Logo após a vitória do Partido Nacional, a Igreja Reformada Holandesa aprovou, no seu sínodo do Transvaal (1948), um documento intitulado Racial and National Apartheid in the Bible , onde se propunha que a mistura de raças era contrária à vontade de Deus. Na conferência de Bloemfontein, dois anos depois, sobre o tema Bíblia, raça e política, a NGK defendeu explicitamente a doutrina do “desenvolvimento separado”.

É necessário dizer que houve, desde o início, membros e dirigentes da Igreja Reformada Holandesa que se opuseram a esta política, e Desmond Tutu presta especial homenagem ao pastor Beyers Naudé, que lhe sucedeu no cargo de secretário-geral do Conselho de Igrejas da África do Sul e que um dia, no final dos anos 70, deixou a sua congregação segregada e juntou-se a uma paróquia negra da mesma igreja.

Na prática, e para compatibilizar a missão de evangelizar todos os povos com a política do desenvolvimento separado, a Igreja Reformada Holandesa acabou por fundar igrejas subsidiárias, de acordo com as fronteiras do apartheid . Estas foram chamadas, primeiro, “igrejas-filhas”, mais tarde “igrejas-irmãs” – e o que é notável é que as mais antigas foram criadas antes mesmo de o Partido Nacional chegar ao poder.

A Sending Kerk (em inglês Dutch Reformed Mission Church ) foi estabelecida em 1881 para os Coloureds ; um dos seus mais famosos membros, o pastor Allan Boesak, veio em 1982 a ser eleito presidente da Aliança Reformada Mundial (o que potenciou o seu papel de protagonista na luta contra o apartheid ). Já no séc. XX nasceram mais duas, uma igreja destinada aos africanos negros, a NGK in Afrika (também conhecida como Bantu Sister Church ), e outra para os imigrantes provenientes da Índia, a Indian Reformed Church .

 

Heresia e pecado

Em 1982, a Aliança Reformada Mundial (3) declarou “suspensas” da sua comunhão as duas igrejas apoiantes do apartheid – a principal e mais antiga Igreja Reformada Holandesa ( Nederduitse Gereformeerde Kerk ), e um ramo da mesma, tornado independente em 1853, a Nederduitsch Hervormde Kerk .

O processo de reconciliação foi demorado e teve de esperar pela democratização do regime, a partir de 1990. A Aliança Reformada Mundial estabelecera que a justificação teológica do apartheid incorria no estatuto de “heresia”, e impusera três condições para o regresso das duas igrejas: que os cultos fossem abertos a crentes de todas as raças; que fosse prestada ajuda às vítimas do apartheid ; e que o apartheid fosse rejeitado “como errado e pecaminoso, não apenas nos seus efeitos e procedimentos, mas também na sua natureza fundamental.”
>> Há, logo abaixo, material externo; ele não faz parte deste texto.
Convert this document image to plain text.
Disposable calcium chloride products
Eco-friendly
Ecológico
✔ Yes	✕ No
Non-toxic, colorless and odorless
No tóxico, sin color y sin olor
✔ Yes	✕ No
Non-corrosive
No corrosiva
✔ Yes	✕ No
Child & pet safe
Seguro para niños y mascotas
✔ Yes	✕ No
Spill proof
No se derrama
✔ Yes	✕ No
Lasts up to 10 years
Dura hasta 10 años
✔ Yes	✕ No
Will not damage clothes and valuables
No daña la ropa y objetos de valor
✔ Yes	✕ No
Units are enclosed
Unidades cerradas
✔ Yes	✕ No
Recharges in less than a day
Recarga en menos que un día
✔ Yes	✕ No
Na Assembleia Geral da Aliança reunida em Agosto de 1997, o representante da NGK presente recebeu o encargo de levar para o seu país o voto de readmissão da sua Igreja, na condição de esta reconhecer explicitamente os três pontos exigidos. A Nederduitse Gereformeerde Kerk já tinha abandonado a defesa doutrinária do apartheid e estava a adaptar-se à nova África do Sul, mas o passo final de definir o apartheid como uma “heresia” e um “pecado” ainda não era consensual. Só no seu sínodo de Outubro do ano seguinte a NGK aceitou estes termos e foi, consequentemente, readmitida no seio da Aliança Reformada Mundial.

 

A mesma tentação

Processo semelhante está agora em curso para a segunda Igreja citada, a Nederduitsch Hervormde Kerk , que solicitou, no ano passado, o seu reingresso. As condições exigidas são as mesmas; a Comissão Executiva da Aliança, que recebeu o pedido de readmissão, declarou que a NHK terá de fazer “um reconhecimento público da natureza pecaminosa do apartheid , e de que a justificação teológica usada em sua defesa é herética.”
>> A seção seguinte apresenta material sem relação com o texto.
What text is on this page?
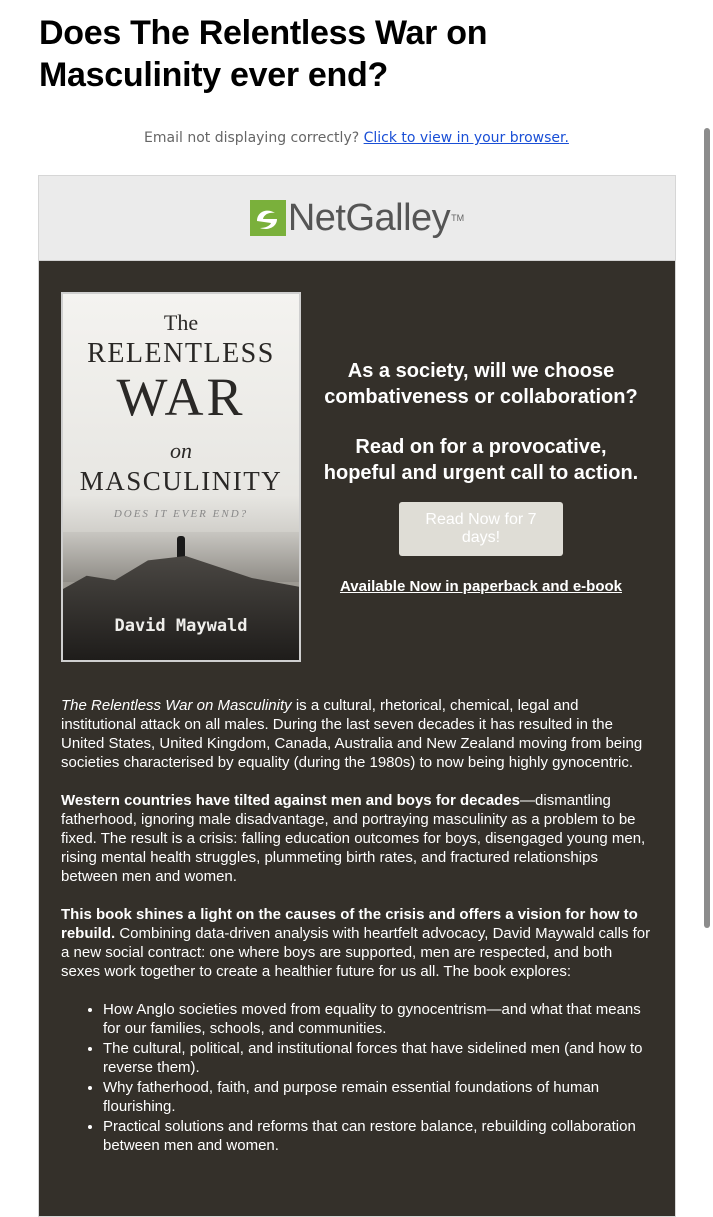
Does The Relentless War on Masculinity ever end?
Email not displaying correctly? Click to view in your browser.
NetGalley TM
The
RELENTLESS
WAR
on
MASCULINITY
DOES IT EVER END?
David Maywald
As a society, will we choose
combativeness or collaboration?
Read on for a provocative,
hopeful and urgent call to action.
Read Now for 7 days!
Available Now in paperback and e-book

The Relentless War on Masculinity is a cultural, rhetorical, chemical, legal and institutional attack on all males. During the last seven decades it has resulted in the United States, United Kingdom, Canada, Australia and New Zealand moving from being societies characterised by equality (during the 1980s) to now being highly gynocentric.

Western countries have tilted against men and boys for decades—dismantling fatherhood, ignoring male disadvantage, and portraying masculinity as a problem to be fixed. The result is a crisis: falling education outcomes for boys, disengaged young men, rising mental health struggles, plummeting birth rates, and fractured relationships between men and women.

This book shines a light on the causes of the crisis and offers a vision for how to rebuild. Combining data-driven analysis with heartfelt advocacy, David Maywald calls for a new social contract: one where boys are supported, men are respected, and both sexes work together to create a healthier future for us all. The book explores:

• How Anglo societies moved from equality to gynocentrism—and what that means for our families, schools, and communities.
• The cultural, political, and institutional forces that have sidelined men (and how to reverse them).
• Why fatherhood, faith, and purpose remain essential foundations of human flourishing.
• Practical solutions and reforms that can restore balance, rebuilding collaboration between men and women.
Em Junho de 2006, uma delegação da Aliança Reformada Mundial deslocou-se à África do Sul, para conversações com a Nederduitsch Hervormde Kerk . A decisão final será tomada na próxima reunião da Comissão Executiva, em Outubro de 2007.
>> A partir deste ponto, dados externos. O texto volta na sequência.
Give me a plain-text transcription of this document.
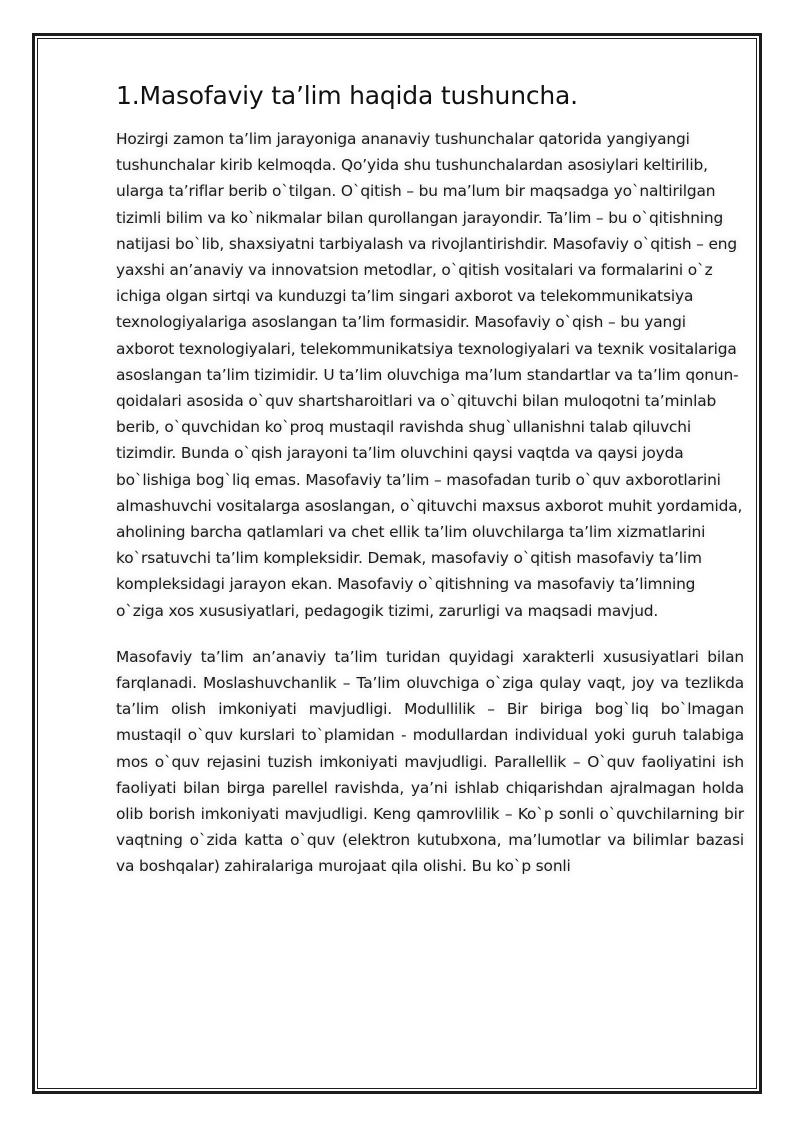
1.Masofaviy ta’lim haqida tushuncha.

Hozirgi zamon ta’lim jarayoniga ananaviy tushunchalar qatorida yangiyangi tushunchalar kirib kelmoqda. Qo’yida shu tushunchalardan asosiylari keltirilib, ularga ta’riflar berib o`tilgan. O`qitish – bu ma’lum bir maqsadga yo`naltirilgan tizimli bilim va ko`nikmalar bilan qurollangan jarayondir. Ta’lim – bu o`qitishning natijasi bo`lib, shaxsiyatni tarbiyalash va rivojlantirishdir. Masofaviy o`qitish – eng yaxshi an’anaviy va innovatsion metodlar, o`qitish vositalari va formalarini o`z ichiga olgan sirtqi va kunduzgi ta’lim singari axborot va telekommunikatsiya texnologiyalariga asoslangan ta’lim formasidir. Masofaviy o`qish – bu yangi axborot texnologiyalari, telekommunikatsiya texnologiyalari va texnik vositalariga asoslangan ta’lim tizimidir. U ta’lim oluvchiga ma’lum standartlar va ta’lim qonun-qoidalari asosida o`quv shartsharoitlari va o`qituvchi bilan muloqotni ta’minlab berib, o`quvchidan ko`proq mustaqil ravishda shug`ullanishni talab qiluvchi tizimdir. Bunda o`qish jarayoni ta’lim oluvchini qaysi vaqtda va qaysi joyda bo`lishiga bog`liq emas. Masofaviy ta’lim – masofadan turib o`quv axborotlarini almashuvchi vositalarga asoslangan, o`qituvchi maxsus axborot muhit yordamida, aholining barcha qatlamlari va chet ellik ta’lim oluvchilarga ta’lim xizmatlarini ko`rsatuvchi ta’lim kompleksidir. Demak, masofaviy o`qitish masofaviy ta’lim kompleksidagi jarayon ekan. Masofaviy o`qitishning va masofaviy ta’limning o`ziga xos xususiyatlari, pedagogik tizimi, zarurligi va maqsadi mavjud.

Masofaviy ta’lim an’anaviy ta’lim turidan quyidagi xarakterli xususiyatlari bilan farqlanadi. Moslashuvchanlik – Ta’lim oluvchiga o`ziga qulay vaqt, joy va tezlikda ta’lim olish imkoniyati mavjudligi. Modullilik – Bir biriga bog`liq bo`lmagan mustaqil o`quv kurslari to`plamidan - modullardan individual yoki guruh talabiga mos o`quv rejasini tuzish imkoniyati mavjudligi. Parallellik – O`quv faoliyatini ish faoliyati bilan birga parellel ravishda, ya’ni ishlab chiqarishdan ajralmagan holda olib borish imkoniyati mavjudligi. Keng qamrovlilik – Ko`p sonli o`quvchilarning bir vaqtning o`zida katta o`quv (elektron kutubxona, ma’lumotlar va bilimlar bazasi va boshqalar) zahiralariga murojaat qila olishi. Bu ko`p sonli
Desmond Tutu valoriza o esforço que representa este reconhecimento de culpa, por parte da Igreja Reformada Holandesa. Num regime em que todas as actividades estavam racialmente segregadas, incluindo a saúde e a justiça, seria difícil encontrar paróquias não separadas. “A minha própria Igreja Anglicana foi sempre oposta ao apartheid , nas suas formulações e em muitas das resoluções das suas conferências e sínodos, mas vivia uma forma de existência apartheid (.../...) Muitas congregações brancas opunham-se a receber a sagrada comunhão juntamente com os seus empregados domésticos, embora não houvesse razão, nem mesmo nos termos do apartheid , para que não o fizessem. (.../...) Não era por qualquer decreto governamental que a igreja pagava o seu clero de modo diferente consoante a raça, com os ministros brancos remunerados muito acima dos seus equivalentes negros. Portanto nós, Anglicanos, não podemos ser pretensiosos no modo como olhamos para a Igreja Reformada Holandesa.” ( op . cit ., pág. 146).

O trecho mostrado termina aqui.